Product rule for exterior covariant derivative

[Physics_Stuff]

It is well known that the product rule for the exterior derivative reads
$$d(a\wedge b)=(da)\wedge b +(-1)^p a\wedge (db),$$where a is a p-form.
In gauge theory we then introduce the exterior covariant derivative $$D=d+A\wedge.$$ What is then D(a ∧ b) and how do you prove it?

I obtain
$$D(a\wedge b)=d(a\wedge b)+A\wedge a \wedge b=(da)\wedge b +(-1)^p a\wedge (db)+A\wedge a \wedge b,$$
which is neither (Da) ∧ b +(-1)^p a ∧ (Db) nor (Da)∧ b + a∧ (Db). I have, however, seen the latter been used without proof.

 

[martinbn]

May be the definition is for 1-forms and then you extend it to satisfy the product rule.

 

[Ben Niehoff]

$$D=d+A\wedge.$$

This statement is your error.
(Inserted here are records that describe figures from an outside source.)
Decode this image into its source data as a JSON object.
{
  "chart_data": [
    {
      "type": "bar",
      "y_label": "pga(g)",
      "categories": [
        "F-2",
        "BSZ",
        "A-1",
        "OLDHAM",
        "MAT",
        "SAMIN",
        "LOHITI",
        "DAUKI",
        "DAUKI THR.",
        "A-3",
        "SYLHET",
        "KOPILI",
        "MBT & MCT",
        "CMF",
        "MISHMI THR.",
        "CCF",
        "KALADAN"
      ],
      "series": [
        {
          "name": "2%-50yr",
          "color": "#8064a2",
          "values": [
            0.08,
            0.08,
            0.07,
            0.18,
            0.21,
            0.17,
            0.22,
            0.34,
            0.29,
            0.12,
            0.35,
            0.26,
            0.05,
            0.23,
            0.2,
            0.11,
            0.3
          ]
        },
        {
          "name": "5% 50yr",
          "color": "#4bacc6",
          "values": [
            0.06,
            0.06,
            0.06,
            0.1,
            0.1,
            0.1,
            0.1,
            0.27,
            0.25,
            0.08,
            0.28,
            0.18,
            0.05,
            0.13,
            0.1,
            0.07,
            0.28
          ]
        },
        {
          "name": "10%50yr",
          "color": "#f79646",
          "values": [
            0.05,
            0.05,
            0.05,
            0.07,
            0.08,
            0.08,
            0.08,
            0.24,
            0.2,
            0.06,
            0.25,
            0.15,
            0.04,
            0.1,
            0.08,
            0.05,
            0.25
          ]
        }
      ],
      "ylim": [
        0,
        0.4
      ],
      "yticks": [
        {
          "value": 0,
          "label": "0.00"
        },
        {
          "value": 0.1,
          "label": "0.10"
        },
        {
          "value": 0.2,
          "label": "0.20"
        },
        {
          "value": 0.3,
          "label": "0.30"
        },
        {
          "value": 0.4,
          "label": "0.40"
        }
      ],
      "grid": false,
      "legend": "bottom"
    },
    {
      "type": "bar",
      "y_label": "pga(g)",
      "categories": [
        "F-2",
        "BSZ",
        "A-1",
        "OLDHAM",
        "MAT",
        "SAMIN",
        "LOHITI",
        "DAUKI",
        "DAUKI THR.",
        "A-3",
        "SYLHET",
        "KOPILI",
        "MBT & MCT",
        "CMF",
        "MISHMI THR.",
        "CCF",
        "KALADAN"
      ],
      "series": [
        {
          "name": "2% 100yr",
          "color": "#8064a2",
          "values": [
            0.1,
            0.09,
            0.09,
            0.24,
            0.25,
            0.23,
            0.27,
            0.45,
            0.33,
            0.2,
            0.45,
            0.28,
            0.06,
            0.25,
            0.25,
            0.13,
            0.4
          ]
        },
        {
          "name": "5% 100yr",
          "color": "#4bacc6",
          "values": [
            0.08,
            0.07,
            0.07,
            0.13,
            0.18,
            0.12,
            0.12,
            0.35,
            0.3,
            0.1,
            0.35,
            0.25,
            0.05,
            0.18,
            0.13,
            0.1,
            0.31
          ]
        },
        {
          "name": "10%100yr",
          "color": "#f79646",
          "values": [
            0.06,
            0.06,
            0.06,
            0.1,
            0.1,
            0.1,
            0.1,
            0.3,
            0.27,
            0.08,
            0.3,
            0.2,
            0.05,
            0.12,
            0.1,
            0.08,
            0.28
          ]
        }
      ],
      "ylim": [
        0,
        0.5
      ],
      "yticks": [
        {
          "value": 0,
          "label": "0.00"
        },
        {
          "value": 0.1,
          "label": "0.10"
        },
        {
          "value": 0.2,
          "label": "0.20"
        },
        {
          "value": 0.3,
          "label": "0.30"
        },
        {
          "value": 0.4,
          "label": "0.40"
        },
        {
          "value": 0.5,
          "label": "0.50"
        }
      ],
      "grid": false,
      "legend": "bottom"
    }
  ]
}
The correct statement is

$$D = d + \rho(A) \wedge$$
where $\rho : G \to GL(n)$ is the homomorphism which defines the representation of the gauge group you need. If you have two 1-forms $\alpha$ and $\beta$, each in the fundamental representation, then the 2-form $\alpha \wedge \beta$ is no longer in the fundamental representation! It will be in the antisymmetrized product of two fundamental representations (which is usually the adjoint rep, I think). Higher-degree wedge products will give you antisymmetrized products of more fundamental reps.